Fran Lebowitz (e Martin Scorsese): una vita (divertente) a New York
“Pretend it’s a city”, la miniserie di Martin Scorsese uscita da poco su Netflix, ha come protagonista la sua amica Fran Lebowitz, scrittrice che invece di scrivere legge e a volte chiacchiera per il pubblico, e qualche volta per la televisione (i due avevano già girato insieme “Public Speaking” per la HBO nel 2010), su una grande varietà di temi, molti riconducibili alle cose che non sopporta (i turisti), a quelle che non le interessano (Internet), a quelle che ama tremendamente (i libri), a quelle che ama pur irridendole in continuazione.
Tra queste c’è la Città, proprio nel senso woodyalleniano di “New York era la sua città, e la sarebbe sempre stata”. La città dove succede sempre qualcosa, quella piena di targhe per terra che guarda solo lei: “fai finta che sia una città”, dice nel titolo, un luogo dove abitano altre persone oltre te, non è stupefacente?

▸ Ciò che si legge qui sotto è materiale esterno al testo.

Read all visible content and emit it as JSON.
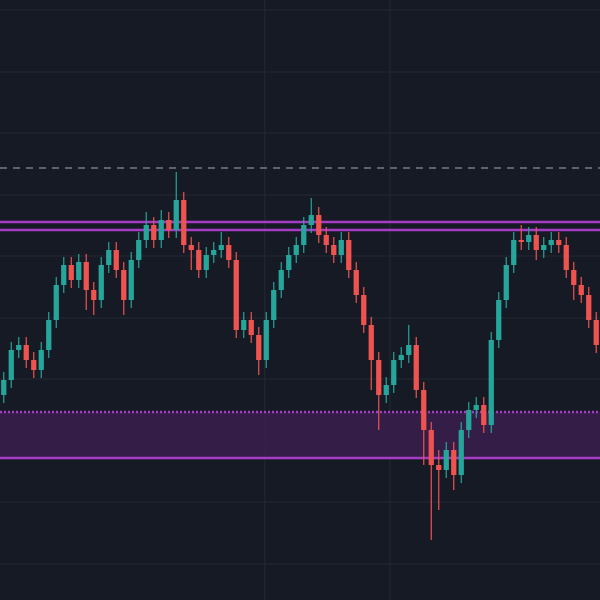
{
  "chart_data": {
    "type": "candlestick",
    "ylim": [
      0,
      600
    ],
    "yticks": [
      590,
      528,
      467,
      405,
      344,
      282,
      221,
      159,
      98,
      36
    ],
    "xlim": [
      -0.5,
      79.5
    ],
    "xticks": [
      34.8,
      51.5
    ],
    "grid": true,
    "background": "#161a25",
    "grid_color": "#242833",
    "up_color": "#26a69a",
    "down_color": "#ef5350",
    "open": [
      205,
      220,
      250,
      255,
      240,
      230,
      250,
      280,
      315,
      335,
      320,
      338,
      310,
      300,
      335,
      350,
      330,
      300,
      340,
      360,
      375,
      360,
      380,
      370,
      400,
      355,
      350,
      330,
      345,
      350,
      355,
      340,
      270,
      280,
      265,
      240,
      280,
      310,
      330,
      345,
      355,
      375,
      385,
      365,
      355,
      345,
      360,
      330,
      305,
      275,
      240,
      205,
      215,
      240,
      245,
      255,
      210,
      170,
      135,
      130,
      150,
      125,
      170,
      190,
      195,
      175,
      260,
      300,
      335,
      360,
      358,
      365,
      350,
      355,
      360,
      355,
      330,
      315,
      305,
      280
    ],
    "high": [
      228,
      258,
      263,
      263,
      248,
      258,
      288,
      323,
      343,
      343,
      346,
      346,
      318,
      343,
      358,
      358,
      338,
      348,
      368,
      388,
      383,
      390,
      388,
      428,
      408,
      363,
      358,
      353,
      358,
      368,
      363,
      348,
      288,
      288,
      273,
      288,
      318,
      338,
      353,
      363,
      383,
      402,
      393,
      373,
      363,
      368,
      368,
      338,
      313,
      283,
      248,
      223,
      248,
      253,
      275,
      263,
      218,
      178,
      150,
      158,
      158,
      178,
      198,
      203,
      203,
      268,
      308,
      343,
      368,
      375,
      373,
      373,
      363,
      368,
      368,
      363,
      338,
      323,
      313,
      288
    ],
    "low": [
      197,
      212,
      242,
      232,
      222,
      222,
      242,
      272,
      307,
      312,
      312,
      290,
      285,
      292,
      327,
      322,
      285,
      292,
      332,
      352,
      352,
      352,
      362,
      362,
      347,
      330,
      322,
      322,
      337,
      342,
      332,
      262,
      262,
      257,
      225,
      232,
      272,
      302,
      322,
      337,
      347,
      367,
      357,
      347,
      337,
      337,
      322,
      297,
      267,
      210,
      170,
      197,
      207,
      232,
      237,
      202,
      135,
      60,
      90,
      122,
      110,
      117,
      162,
      182,
      167,
      167,
      252,
      292,
      327,
      350,
      350,
      340,
      342,
      347,
      347,
      322,
      300,
      297,
      272,
      247
    ],
    "close": [
      220,
      250,
      255,
      240,
      230,
      250,
      280,
      315,
      335,
      320,
      338,
      310,
      300,
      335,
      350,
      330,
      300,
      340,
      360,
      375,
      360,
      380,
      370,
      400,
      355,
      350,
      330,
      345,
      350,
      355,
      340,
      270,
      280,
      265,
      240,
      280,
      310,
      330,
      345,
      355,
      375,
      385,
      365,
      355,
      345,
      360,
      330,
      305,
      275,
      240,
      205,
      215,
      240,
      245,
      255,
      210,
      170,
      135,
      130,
      150,
      125,
      170,
      190,
      195,
      175,
      260,
      300,
      335,
      360,
      358,
      365,
      350,
      355,
      360,
      355,
      330,
      315,
      305,
      280,
      255
    ],
    "levels": [
      {
        "value": 432,
        "style": "dashed",
        "color": "#8a8e99"
      },
      {
        "value": 378,
        "style": "solid",
        "color": "#a43cc4"
      },
      {
        "value": 370,
        "style": "solid",
        "color": "#a43cc4"
      },
      {
        "value": 188,
        "style": "dotted",
        "color": "#a43cc4"
      },
      {
        "value": 142,
        "style": "solid",
        "color": "#a43cc4"
      }
    ],
    "zone": {
      "from": 142,
      "to": 188,
      "color": "#3a1f4c"
    }
  }
}
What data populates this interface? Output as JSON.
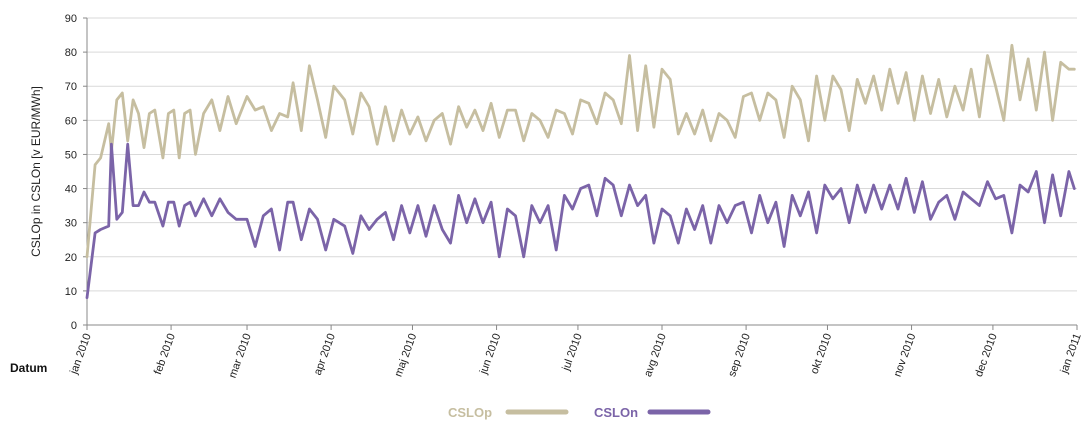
{
  "chart_data": {
    "type": "line",
    "title": "",
    "xlabel": "Datum",
    "ylabel": "CSLOp in CSLOn [v EUR/MWh]",
    "ylim": [
      0,
      90
    ],
    "yticks": [
      0,
      10,
      20,
      30,
      40,
      50,
      60,
      70,
      80,
      90
    ],
    "ytick_labels": [
      "0",
      "10",
      "20",
      "30",
      "40",
      "50",
      "60",
      "70",
      "80",
      "90"
    ],
    "xlim": [
      "2010-01-01",
      "2011-01-01"
    ],
    "xtick_labels": [
      "jan 2010",
      "feb 2010",
      "mar 2010",
      "apr 2010",
      "maj 2010",
      "jun 2010",
      "jul 2010",
      "avg 2010",
      "sep 2010",
      "okt 2010",
      "nov 2010",
      "dec 2010",
      "jan 2011"
    ],
    "xtick_dates": [
      "2010-01-01",
      "2010-02-01",
      "2010-03-01",
      "2010-04-01",
      "2010-05-01",
      "2010-06-01",
      "2010-07-01",
      "2010-08-01",
      "2010-09-01",
      "2010-10-01",
      "2010-11-01",
      "2010-12-01",
      "2011-01-01"
    ],
    "grid": "horizontal",
    "legend_position": "bottom-center",
    "series": [
      {
        "name": "CSLOp",
        "color": "#c6bea0",
        "x": [
          "2010-01-01",
          "2010-01-04",
          "2010-01-06",
          "2010-01-09",
          "2010-01-10",
          "2010-01-12",
          "2010-01-14",
          "2010-01-16",
          "2010-01-18",
          "2010-01-20",
          "2010-01-22",
          "2010-01-24",
          "2010-01-26",
          "2010-01-29",
          "2010-01-31",
          "2010-02-02",
          "2010-02-04",
          "2010-02-06",
          "2010-02-08",
          "2010-02-10",
          "2010-02-13",
          "2010-02-16",
          "2010-02-19",
          "2010-02-22",
          "2010-02-25",
          "2010-03-01",
          "2010-03-04",
          "2010-03-07",
          "2010-03-10",
          "2010-03-13",
          "2010-03-16",
          "2010-03-18",
          "2010-03-21",
          "2010-03-24",
          "2010-03-27",
          "2010-03-30",
          "2010-04-02",
          "2010-04-06",
          "2010-04-09",
          "2010-04-12",
          "2010-04-15",
          "2010-04-18",
          "2010-04-21",
          "2010-04-24",
          "2010-04-27",
          "2010-04-30",
          "2010-05-03",
          "2010-05-06",
          "2010-05-09",
          "2010-05-12",
          "2010-05-15",
          "2010-05-18",
          "2010-05-21",
          "2010-05-24",
          "2010-05-27",
          "2010-05-30",
          "2010-06-02",
          "2010-06-05",
          "2010-06-08",
          "2010-06-11",
          "2010-06-14",
          "2010-06-17",
          "2010-06-20",
          "2010-06-23",
          "2010-06-26",
          "2010-06-29",
          "2010-07-02",
          "2010-07-05",
          "2010-07-08",
          "2010-07-11",
          "2010-07-14",
          "2010-07-17",
          "2010-07-20",
          "2010-07-23",
          "2010-07-26",
          "2010-07-29",
          "2010-08-01",
          "2010-08-04",
          "2010-08-07",
          "2010-08-10",
          "2010-08-13",
          "2010-08-16",
          "2010-08-19",
          "2010-08-22",
          "2010-08-25",
          "2010-08-28",
          "2010-08-31",
          "2010-09-03",
          "2010-09-06",
          "2010-09-09",
          "2010-09-12",
          "2010-09-15",
          "2010-09-18",
          "2010-09-21",
          "2010-09-24",
          "2010-09-27",
          "2010-09-30",
          "2010-10-03",
          "2010-10-06",
          "2010-10-09",
          "2010-10-12",
          "2010-10-15",
          "2010-10-18",
          "2010-10-21",
          "2010-10-24",
          "2010-10-27",
          "2010-10-30",
          "2010-11-02",
          "2010-11-05",
          "2010-11-08",
          "2010-11-11",
          "2010-11-14",
          "2010-11-17",
          "2010-11-20",
          "2010-11-23",
          "2010-11-26",
          "2010-11-29",
          "2010-12-02",
          "2010-12-05",
          "2010-12-08",
          "2010-12-11",
          "2010-12-14",
          "2010-12-17",
          "2010-12-20",
          "2010-12-23",
          "2010-12-26",
          "2010-12-29",
          "2010-12-31"
        ],
        "values": [
          20,
          47,
          49,
          59,
          51,
          66,
          68,
          54,
          66,
          62,
          52,
          62,
          63,
          49,
          62,
          63,
          49,
          62,
          63,
          50,
          62,
          66,
          57,
          67,
          59,
          67,
          63,
          64,
          57,
          62,
          61,
          71,
          57,
          76,
          66,
          55,
          70,
          66,
          56,
          68,
          64,
          53,
          64,
          54,
          63,
          56,
          61,
          54,
          60,
          62,
          53,
          64,
          58,
          63,
          57,
          65,
          55,
          63,
          63,
          54,
          62,
          60,
          55,
          63,
          62,
          56,
          66,
          65,
          59,
          68,
          66,
          59,
          79,
          57,
          76,
          58,
          75,
          72,
          56,
          62,
          56,
          63,
          54,
          62,
          60,
          55,
          67,
          68,
          60,
          68,
          66,
          55,
          70,
          66,
          54,
          73,
          60,
          73,
          69,
          57,
          72,
          65,
          73,
          63,
          75,
          65,
          74,
          60,
          73,
          62,
          72,
          61,
          70,
          63,
          75,
          61,
          79,
          70,
          60,
          82,
          66,
          78,
          63,
          80,
          60,
          77,
          75,
          75
        ]
      },
      {
        "name": "CSLOn",
        "color": "#7b64a8",
        "x": [
          "2010-01-01",
          "2010-01-04",
          "2010-01-06",
          "2010-01-09",
          "2010-01-10",
          "2010-01-12",
          "2010-01-14",
          "2010-01-16",
          "2010-01-18",
          "2010-01-20",
          "2010-01-22",
          "2010-01-24",
          "2010-01-26",
          "2010-01-29",
          "2010-01-31",
          "2010-02-02",
          "2010-02-04",
          "2010-02-06",
          "2010-02-08",
          "2010-02-10",
          "2010-02-13",
          "2010-02-16",
          "2010-02-19",
          "2010-02-22",
          "2010-02-25",
          "2010-03-01",
          "2010-03-04",
          "2010-03-07",
          "2010-03-10",
          "2010-03-13",
          "2010-03-16",
          "2010-03-18",
          "2010-03-21",
          "2010-03-24",
          "2010-03-27",
          "2010-03-30",
          "2010-04-02",
          "2010-04-06",
          "2010-04-09",
          "2010-04-12",
          "2010-04-15",
          "2010-04-18",
          "2010-04-21",
          "2010-04-24",
          "2010-04-27",
          "2010-04-30",
          "2010-05-03",
          "2010-05-06",
          "2010-05-09",
          "2010-05-12",
          "2010-05-15",
          "2010-05-18",
          "2010-05-21",
          "2010-05-24",
          "2010-05-27",
          "2010-05-30",
          "2010-06-02",
          "2010-06-05",
          "2010-06-08",
          "2010-06-11",
          "2010-06-14",
          "2010-06-17",
          "2010-06-20",
          "2010-06-23",
          "2010-06-26",
          "2010-06-29",
          "2010-07-02",
          "2010-07-05",
          "2010-07-08",
          "2010-07-11",
          "2010-07-14",
          "2010-07-17",
          "2010-07-20",
          "2010-07-23",
          "2010-07-26",
          "2010-07-29",
          "2010-08-01",
          "2010-08-04",
          "2010-08-07",
          "2010-08-10",
          "2010-08-13",
          "2010-08-16",
          "2010-08-19",
          "2010-08-22",
          "2010-08-25",
          "2010-08-28",
          "2010-08-31",
          "2010-09-03",
          "2010-09-06",
          "2010-09-09",
          "2010-09-12",
          "2010-09-15",
          "2010-09-18",
          "2010-09-21",
          "2010-09-24",
          "2010-09-27",
          "2010-09-30",
          "2010-10-03",
          "2010-10-06",
          "2010-10-09",
          "2010-10-12",
          "2010-10-15",
          "2010-10-18",
          "2010-10-21",
          "2010-10-24",
          "2010-10-27",
          "2010-10-30",
          "2010-11-02",
          "2010-11-05",
          "2010-11-08",
          "2010-11-11",
          "2010-11-14",
          "2010-11-17",
          "2010-11-20",
          "2010-11-23",
          "2010-11-26",
          "2010-11-29",
          "2010-12-02",
          "2010-12-05",
          "2010-12-08",
          "2010-12-11",
          "2010-12-14",
          "2010-12-17",
          "2010-12-20",
          "2010-12-23",
          "2010-12-26",
          "2010-12-29",
          "2010-12-31"
        ],
        "values": [
          8,
          27,
          28,
          29,
          53,
          31,
          33,
          53,
          35,
          35,
          39,
          36,
          36,
          29,
          36,
          36,
          29,
          35,
          36,
          32,
          37,
          32,
          37,
          33,
          31,
          31,
          23,
          32,
          34,
          22,
          36,
          36,
          25,
          34,
          31,
          22,
          31,
          29,
          21,
          32,
          28,
          31,
          33,
          25,
          35,
          27,
          35,
          26,
          35,
          28,
          24,
          38,
          30,
          37,
          30,
          36,
          20,
          34,
          32,
          20,
          35,
          30,
          35,
          22,
          38,
          34,
          40,
          41,
          32,
          43,
          41,
          32,
          41,
          35,
          38,
          24,
          34,
          32,
          24,
          34,
          28,
          35,
          24,
          35,
          30,
          35,
          36,
          27,
          38,
          30,
          36,
          23,
          38,
          32,
          39,
          27,
          41,
          37,
          40,
          30,
          41,
          33,
          41,
          34,
          41,
          34,
          43,
          33,
          42,
          31,
          36,
          38,
          31,
          39,
          37,
          35,
          42,
          37,
          38,
          27,
          41,
          39,
          45,
          30,
          44,
          32,
          45,
          40
        ]
      }
    ]
  }
}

La città di otto milioni di persone dove nessuno si può permettere di abitare: “Non sai rispondere quando ti chiedono perché ci vivi, ma disprezzi chiunque non abbia il coraggio di farlo”.
Questo è il tono delle sei puntate, pungente e spigoloso e libero, un tono che la accompagna leggero nella New York pre-pandemica, nella metro, per strada, nelle librerie, nelle biblioteche, e c’è pieno di gente e nessuno ha la mascherina e ti sembra di respirare insieme a lei quell’odore di metropoli, quella puzza di gente ammassata nella metropolitana, e ti manca tutto, e soprattutto ti manca ridere insieme ai tuoi amici, come fa lei insieme a Scorsese, che ride per tutte e sei le puntate, e che è suo amico da così tanto tempo che nessuno dei due si ricorda precisamente da quando (“Ci saremo conosciuti a una festa, io vado a molte più feste di lui ed ecco perché lui ha fatto molti film e io ho scritto pochi libri”).
Ma il raggio delle sue amicizie comprende Charles Mingus, Toni Morrison, Andy Warhol, Robert Mattlethorpe, quindi perché stupirsi. “Io odio i soldi ma amo le cose. Se odi i soldi e odi le cose va tutto bene perché sei il Dalai Lama. Io non amo lavorare, a me piace stare sdraiata a leggere, che non è una professione. Comprare una casa al di sopra delle mie possibilità mi ha fatto sentire molto americana”. Lebowitz, racconta a un basito Spike Lee, era in prima fila al primo incontro tra Alì e Fraser, “perché una mia amica conosceva Frank Sinatra”, ha rifiutato di andare a una cena in onore di Leni Riefenstahl alla quale erano invitate 12 persone, e quando parla del #metoo dice “I primi 40 che hanno beccato, li conoscevo tutti”.
“Noi siamo arrivati a New York perché eravamo gay, quindi c’era alta densità di gay arrabbiati in giro, cosa che fa sempre bene a una città, e che poi diventarono gay felici, perché New York era divertente”: Fran Lebowitz, che ha 70 anni e vive di parole, che trova già abbastanza sfidante ritirare i vestiti dalla lavanderia senza minacciare o essere minacciata, che ama le feste e i bambini piccoli perché non sono mai noiosi, che baciava i libri quando le cadevano di mano, che è arrivata a New York a 18 perché voleva fare la scrittrice, che dice di vivere in uno stato di rabbia perenne, ha iniziato a lavorare sulle riviste recensendo film di serie B perché “cercavo qualcosa di divertente di cui scrivere”.